Linda Christensen, the inmate’s aunt, said in an affidavit filed with the board that McGehee suffered psychological abuse as a teenager, such as when his stepfather killed the boy’s dog after the dog fought with another dog for food.

The stepfather “got up and kicked Dusty in the side with his cowboy boots as hard as he could,” Christensen wrote. “He lay and suffered and the kids had to watch him die slowly. … Jason was never the same after that.”

Melbourne’s father had asked the board to reject McGehee’s clemency request.

“John didn’t have this. Even though he was begging for his life and was hurting. He didn’t have this and he begged for his life too. He didn’t have y’all,” the elder Melbourne said.

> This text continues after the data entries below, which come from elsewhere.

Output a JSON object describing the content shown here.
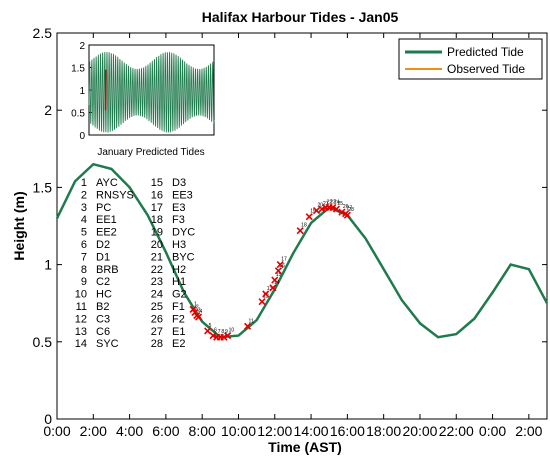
{
  "chart_data": [
    {
      "type": "line",
      "title": "Halifax Harbour Tides - Jan05",
      "xlabel": "Time (AST)",
      "ylabel": "Height (m)",
      "xlim": [
        0,
        27
      ],
      "ylim": [
        0,
        2.5
      ],
      "xticks": [
        "0:00",
        "2:00",
        "4:00",
        "6:00",
        "8:00",
        "10:00",
        "12:00",
        "14:00",
        "16:00",
        "18:00",
        "20:00",
        "22:00",
        "0:00",
        "2:00"
      ],
      "yticks": [
        "0",
        "0.5",
        "1",
        "1.5",
        "2",
        "2.5"
      ],
      "legend_position": "top-right",
      "series": [
        {
          "name": "Predicted Tide",
          "color": "#1f7a4d",
          "x": [
            0,
            1,
            2,
            3,
            4,
            5,
            6,
            7,
            8,
            9,
            10,
            11,
            12,
            13,
            14,
            15,
            16,
            17,
            18,
            19,
            20,
            21,
            22,
            23,
            24,
            25,
            26,
            27
          ],
          "y": [
            1.3,
            1.54,
            1.65,
            1.62,
            1.5,
            1.32,
            1.08,
            0.82,
            0.63,
            0.53,
            0.54,
            0.64,
            0.84,
            1.07,
            1.27,
            1.37,
            1.32,
            1.17,
            0.97,
            0.77,
            0.62,
            0.53,
            0.55,
            0.65,
            0.82,
            1.0,
            0.97,
            0.75
          ]
        },
        {
          "name": "Observed Tide",
          "color": "#e8901a",
          "x": [],
          "y": []
        }
      ],
      "markers": {
        "color": "#e00000",
        "labels": [
          "1",
          "2",
          "3",
          "4",
          "5",
          "6",
          "7",
          "8",
          "9",
          "10",
          "11",
          "12",
          "13",
          "14",
          "15",
          "16",
          "17",
          "18",
          "19",
          "20",
          "21",
          "22",
          "23",
          "24",
          "25",
          "26",
          "27",
          "28"
        ],
        "x": [
          7.5,
          7.6,
          7.7,
          7.8,
          8.3,
          8.6,
          8.8,
          9.0,
          9.2,
          9.4,
          10.5,
          11.3,
          11.5,
          11.9,
          12.0,
          12.2,
          12.3,
          13.4,
          13.9,
          14.3,
          14.6,
          14.8,
          15.0,
          15.2,
          15.4,
          15.7,
          15.9,
          16.0
        ],
        "y": [
          0.71,
          0.69,
          0.67,
          0.66,
          0.57,
          0.54,
          0.53,
          0.53,
          0.53,
          0.54,
          0.6,
          0.76,
          0.81,
          0.85,
          0.9,
          0.96,
          1.0,
          1.22,
          1.31,
          1.35,
          1.36,
          1.37,
          1.37,
          1.37,
          1.36,
          1.34,
          1.33,
          1.32
        ]
      },
      "station_legend": [
        {
          "num": "1",
          "code": "AYC"
        },
        {
          "num": "2",
          "code": "RNSYS"
        },
        {
          "num": "3",
          "code": "PC"
        },
        {
          "num": "4",
          "code": "EE1"
        },
        {
          "num": "5",
          "code": "EE2"
        },
        {
          "num": "6",
          "code": "D2"
        },
        {
          "num": "7",
          "code": "D1"
        },
        {
          "num": "8",
          "code": "BRB"
        },
        {
          "num": "9",
          "code": "C2"
        },
        {
          "num": "10",
          "code": "HC"
        },
        {
          "num": "11",
          "code": "B2"
        },
        {
          "num": "12",
          "code": "C3"
        },
        {
          "num": "13",
          "code": "C6"
        },
        {
          "num": "14",
          "code": "SYC"
        },
        {
          "num": "15",
          "code": "D3"
        },
        {
          "num": "16",
          "code": "EE3"
        },
        {
          "num": "17",
          "code": "E3"
        },
        {
          "num": "18",
          "code": "F3"
        },
        {
          "num": "19",
          "code": "DYC"
        },
        {
          "num": "20",
          "code": "H3"
        },
        {
          "num": "21",
          "code": "BYC"
        },
        {
          "num": "22",
          "code": "H2"
        },
        {
          "num": "23",
          "code": "H1"
        },
        {
          "num": "24",
          "code": "G2"
        },
        {
          "num": "25",
          "code": "F1"
        },
        {
          "num": "26",
          "code": "F2"
        },
        {
          "num": "27",
          "code": "E1"
        },
        {
          "num": "28",
          "code": "E2"
        }
      ]
    },
    {
      "type": "line",
      "title": "January Predicted Tides",
      "xlim": [
        1,
        31
      ],
      "ylim": [
        0,
        2
      ],
      "yticks": [
        "0",
        "0.5",
        "1",
        "1.5",
        "2"
      ],
      "series": [
        {
          "name": "",
          "color": "#1f7a4d",
          "cycles_per_day": 1.93,
          "mean": 0.95,
          "amplitude_min": 0.52,
          "amplitude_max": 0.9
        }
      ],
      "highlight": {
        "day": 5,
        "color": "#e00000"
      }
    }
  ]
}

Board Chairman John Felts voted against clemency. He said McGehee’s death sentence wasn’t excessive considering the inmate had orchestrated the Aug. 19, 1996, attack. The boy was beaten and tortured at a house in Harrison, then bound and driven to an abandoned farmhouse outside Omaha, a town in northern Arkansas. He was later strangled while his hands were tied with an electrical cord.

In a separate decision Wednesday, the board said a petition by Kenneth Williams was without merit. Williams was condemned after escaping and killing a man who lived near the prison. Before his escape, he was serving a life term for killing a University of Pine Bluff cheerleader. Williams is also scheduled to die on April 27.

Williams is one of four inmates scheduled for execution this month whose clemency requests have been rejected by the Parole Board.